Wednesday, December 12, 2007

Take back the lace!

For a while now I've had intentions of taking up crocheted lace in the new year. There are multiple reasons for this, the most obvious one being totally ripped off from the Yarn Harlot in At Knits End:

The frugal knitter will quickly develop a taste for fine wool on tiny needles. There are many, many yards in those wee balls, and it takes lots and lots of tiny stitches to make anything. One hundred grams of chunky wool lasts only a few hours, but 100 grams of fingering-weight wool takes a good long time to knit up.



She's a smart one, that Yarn Harlot, even if she does hate crochet. (Why, Stephanie? WHY?!)

So anyway, I've been telling myself for a while that since I go through yarn so fast, the way to slow my yarn expenditures while still getting lots of yummy, yummy yarn to play with is to take up lace crochet. I've seen all the beautiful lace-weight hand-painted skeins at Knitch. Sure, that Claudia Hand Painted Silk Lace is 42 bucks a skein, but you get 1100 yards!! That would keep me busy for, like, a whole week or two.

Also, I think crochet is particularly well-suited to lace -- of course it should be, crochet was originally invented as a cheap fast way to make lace. (And we are convinced that the words "fast" and "cheap" explain why the knitters make fun of us.) I've seen some beautiful knit lace in books, but most of the knit lace I've seen in person was more loopy than lacy. Of course, this may just have something to do with the fact that I don't know many people who knit or crochet lace much at all. StringTheory2 (whose blog you totally oughtta check out) got some really nice alpaca lace-weight, but then she stopped mid-project and went back to sweaters. I think she said the yarn tangled. Which is why my new year's resolution here kinda depends on getting a yarn swift and ball winder for Christmas, because no way can I wind that stuff myself without losing the few marbles I have left. But I'm digressing.

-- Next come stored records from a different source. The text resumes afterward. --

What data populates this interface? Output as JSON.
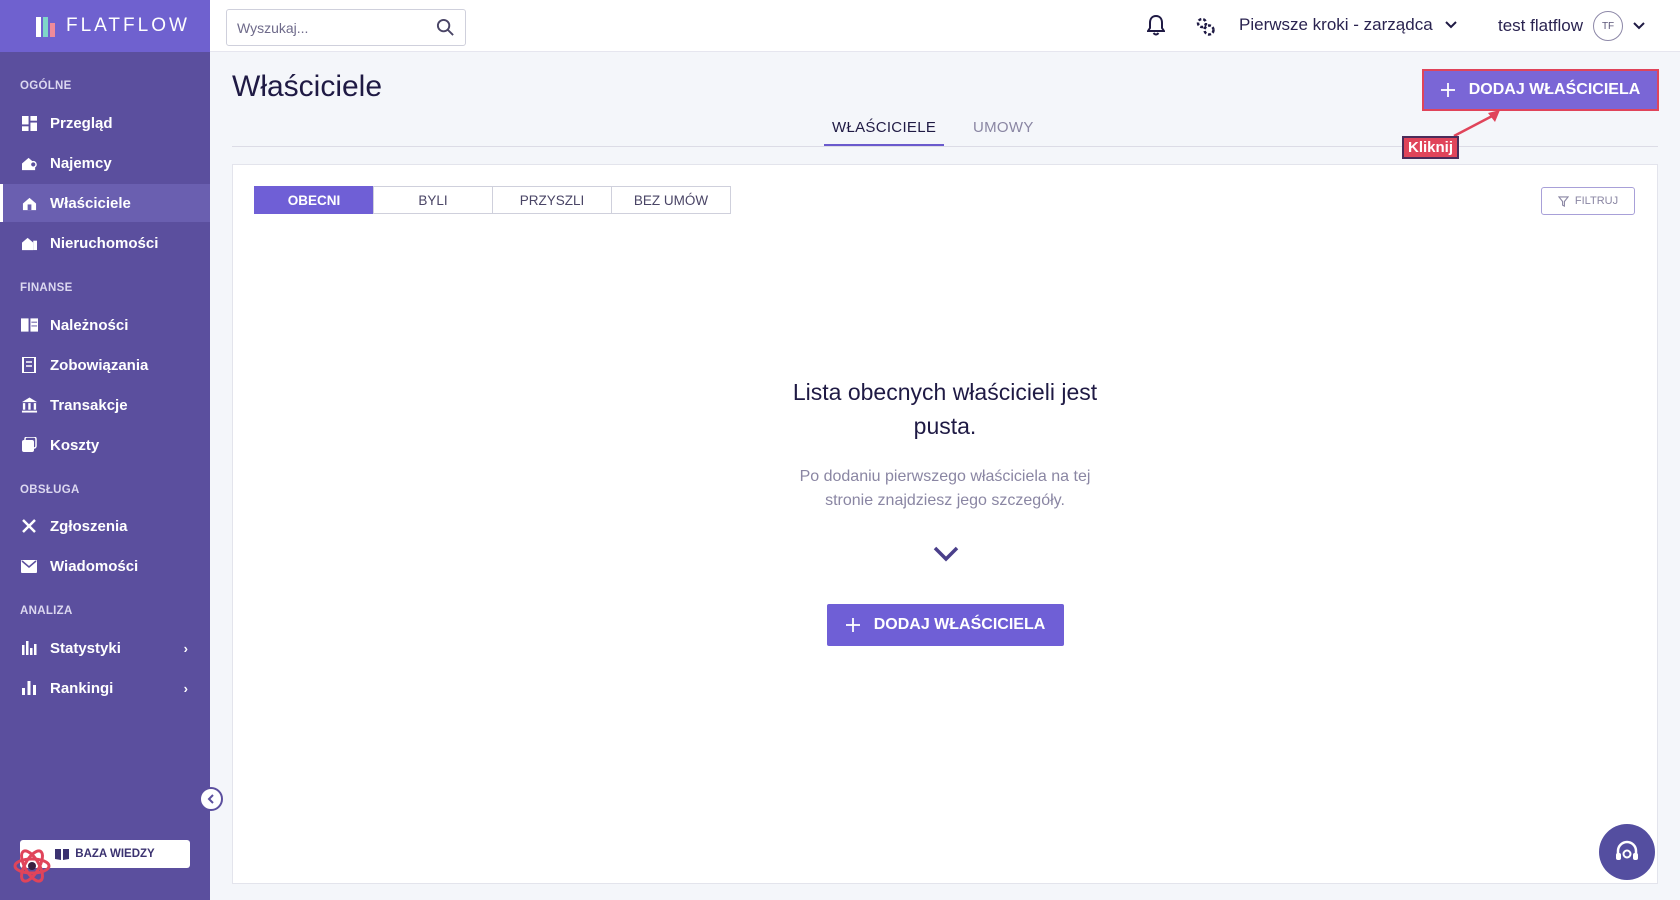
{
  "app": {
    "logo_text": "FLATFLOW"
  },
  "sidebar": {
    "sections": [
      {
        "label": "OGÓLNE"
      },
      {
        "label": "FINANSE"
      },
      {
        "label": "OBSŁUGA"
      },
      {
        "label": "ANALIZA"
      }
    ],
    "items": [
      {
        "label": "Przegląd",
        "icon": "dashboard-icon"
      },
      {
        "label": "Najemcy",
        "icon": "tenants-icon"
      },
      {
        "label": "Właściciele",
        "icon": "owners-icon",
        "active": true
      },
      {
        "label": "Nieruchomości",
        "icon": "buildings-icon"
      },
      {
        "label": "Należności",
        "icon": "receivables-icon"
      },
      {
        "label": "Zobowiązania",
        "icon": "liabilities-icon"
      },
      {
        "label": "Transakcje",
        "icon": "bank-icon"
      },
      {
        "label": "Koszty",
        "icon": "costs-icon"
      },
      {
        "label": "Zgłoszenia",
        "icon": "tools-icon"
      },
      {
        "label": "Wiadomości",
        "icon": "mail-icon"
      },
      {
        "label": "Statystyki",
        "icon": "stats-icon"
      },
      {
        "label": "Rankingi",
        "icon": "ranking-icon"
      }
    ],
    "knowledge_base": "BAZA WIEDZY"
  },
  "topbar": {
    "search_placeholder": "Wyszukaj...",
    "workspace": "Pierwsze kroki - zarządca",
    "user_name": "test flatflow",
    "avatar_initials": "TF"
  },
  "page": {
    "title": "Właściciele",
    "add_button": "DODAJ WŁAŚCICIELA",
    "tabs": [
      {
        "label": "WŁAŚCICIELE"
      },
      {
        "label": "UMOWY"
      }
    ],
    "annotation": "Kliknij"
  },
  "card": {
    "segments": [
      "OBECNI",
      "BYLI",
      "PRZYSZLI",
      "BEZ UMÓW"
    ],
    "filter": "FILTRUJ",
    "empty_title": "Lista obecnych właścicieli jest pusta.",
    "empty_sub": "Po dodaniu pierwszego właściciela na tej stronie znajdziesz jego szczegóły.",
    "add_button": "DODAJ WŁAŚCICIELA"
  },
  "colors": {
    "sidebar": "#5b4f9e",
    "accent": "#6f5fd6",
    "highlight": "#e0445a"
  }
}
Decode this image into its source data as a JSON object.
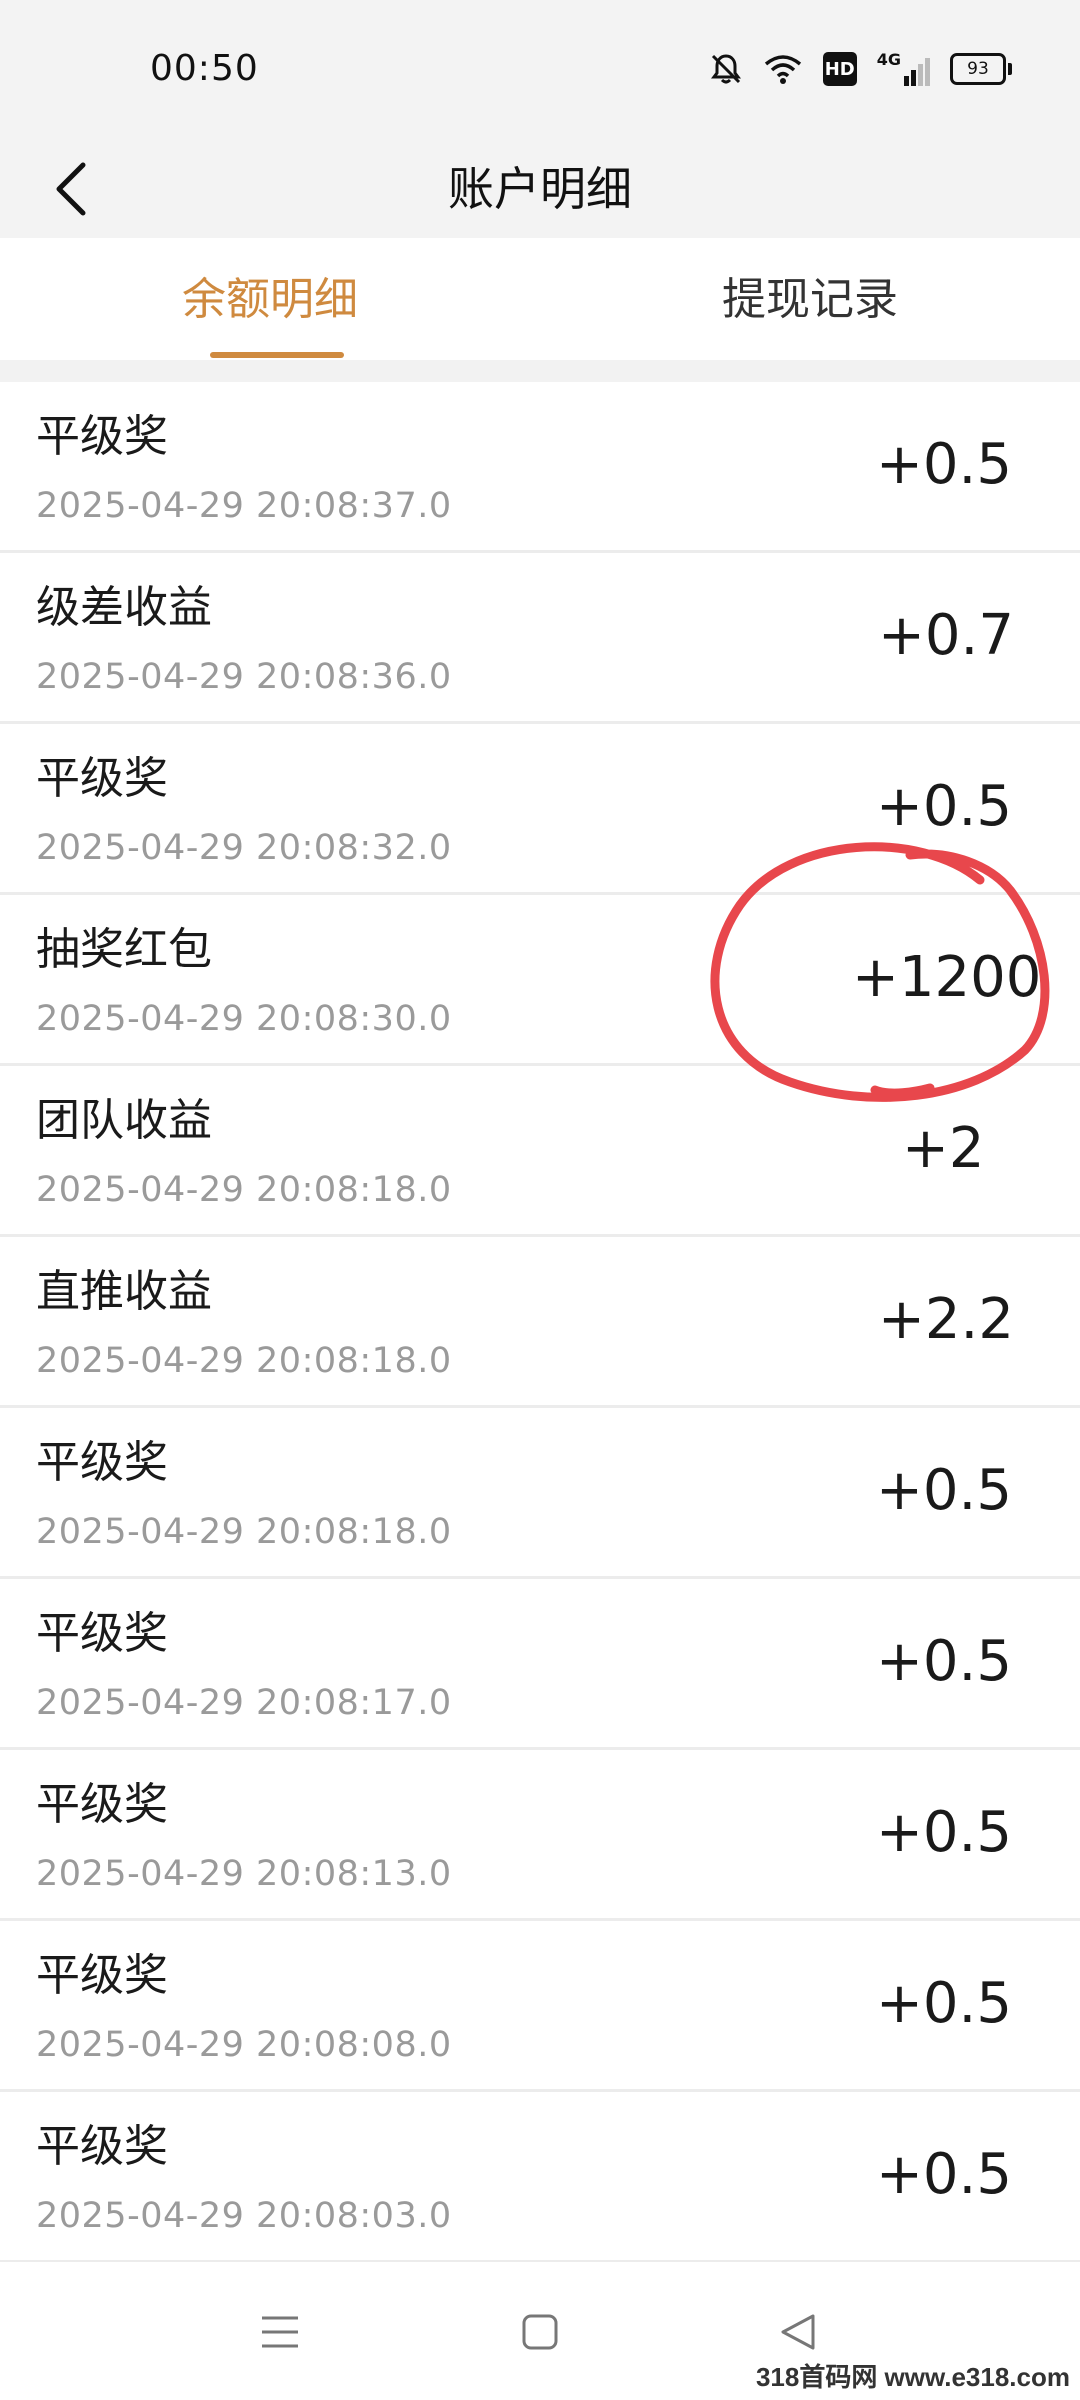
{
  "status_bar": {
    "time": "00:50",
    "network_label": "4G",
    "hd_label": "HD",
    "battery": "93"
  },
  "header": {
    "title": "账户明细"
  },
  "tabs": [
    {
      "label": "余额明细",
      "active": true
    },
    {
      "label": "提现记录",
      "active": false
    }
  ],
  "records": [
    {
      "name": "平级奖",
      "time": "2025-04-29 20:08:37.0",
      "amount": "+0.5"
    },
    {
      "name": "级差收益",
      "time": "2025-04-29 20:08:36.0",
      "amount": "+0.7"
    },
    {
      "name": "平级奖",
      "time": "2025-04-29 20:08:32.0",
      "amount": "+0.5"
    },
    {
      "name": "抽奖红包",
      "time": "2025-04-29 20:08:30.0",
      "amount": "+1200",
      "highlighted": true
    },
    {
      "name": "团队收益",
      "time": "2025-04-29 20:08:18.0",
      "amount": "+2"
    },
    {
      "name": "直推收益",
      "time": "2025-04-29 20:08:18.0",
      "amount": "+2.2"
    },
    {
      "name": "平级奖",
      "time": "2025-04-29 20:08:18.0",
      "amount": "+0.5"
    },
    {
      "name": "平级奖",
      "time": "2025-04-29 20:08:17.0",
      "amount": "+0.5"
    },
    {
      "name": "平级奖",
      "time": "2025-04-29 20:08:13.0",
      "amount": "+0.5"
    },
    {
      "name": "平级奖",
      "time": "2025-04-29 20:08:08.0",
      "amount": "+0.5"
    },
    {
      "name": "平级奖",
      "time": "2025-04-29 20:08:03.0",
      "amount": "+0.5"
    }
  ],
  "nav": {
    "menu_icon": "menu-icon",
    "home_icon": "square-home-icon",
    "back_icon": "triangle-back-icon"
  },
  "watermark": "318首码网 www.e318.com",
  "colors": {
    "accent": "#cf8a3f",
    "annotation": "#e8474c",
    "secondary_text": "#9a9a9a"
  }
}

So someone at the Crochet Liberation Front board on Ravelry observed that there seemed to be hardly any crochet lace shawl patterns around. And I realized she was right. If I search the "lace" tag in the crochet patterns at Ravelry, I turn up very little, and what's there isn't necessarily "lace" in the traditional sense. I think what Doris Chan is doing with bulkier yarn in Amazing Crochet Lace is pretty cool, but it's not what I'm looking for (mainly because bulkier yarns with lower yardage would defeat the whole point of my yardage conservation).

I'm really surprised there's so little out there. I know a lot of Irish crochet patterns were never written down and were lost to time, but there's got to be more lace out there. Hey, stitch guides pretty much tell you how to make as much of a given stitch design as you want, so how much harder can coming up with the rest of the pattern be? Uh oh. These are the words that will have my knitting group laughing hysterically at me in six months when I lose it and start ripping out my hair and screaming profanities at my lace.

Seriously though, there's so much we crocheters can do here, and our technique is made for lace! Personally, those loopy knit shawls have me suspecting that crochet may be better than knitting for making lace (don't worry knitters, you still have it all over us when it comes to socks). I'm really excited to see what we at the CLF can come up with. Lace revival? Hey, why not?

2 comments:

Melfina said...

There were some nice irish crotchett patterns in the latest interweave crotchett. I suspect you could use those as a guideline and design your own shawl or scarf. A bit of a pain, yes.

Natalia said...

Crochet is totally better suited to lace! I have crochetted a couple of seriusly beautiful doilies (I don't actually *use* doilies, but I enjoyed making them!) I've also knit a couple of very pretty lace shawls, but I can say with certainty that crochet gives you way more power to break out of straight lines than knitting does (A lot of knit lace ends up being more like fillet crochet, but where you put holes on a solid ground instead of solid spaces in a mesh)

One thing that comes to mind is a blanket called the "hemlock ring" where a guy took an vintage knit doily pattern and worked it up in worsted weight wool, and it is amazing. I've seen pics where people have made it in fingering weight and worn it as a shawl as well.

I think there's definately the possibility of taking motifs from the wide world of thread crochet housewares and re-imagining them to use as shawls and stoles. I've seen some breathtaking designs for table runners that could be beautifully re-imagined as rectangular stoles with some careful yarn choice.

i look forward to seeing what you come up with for sure!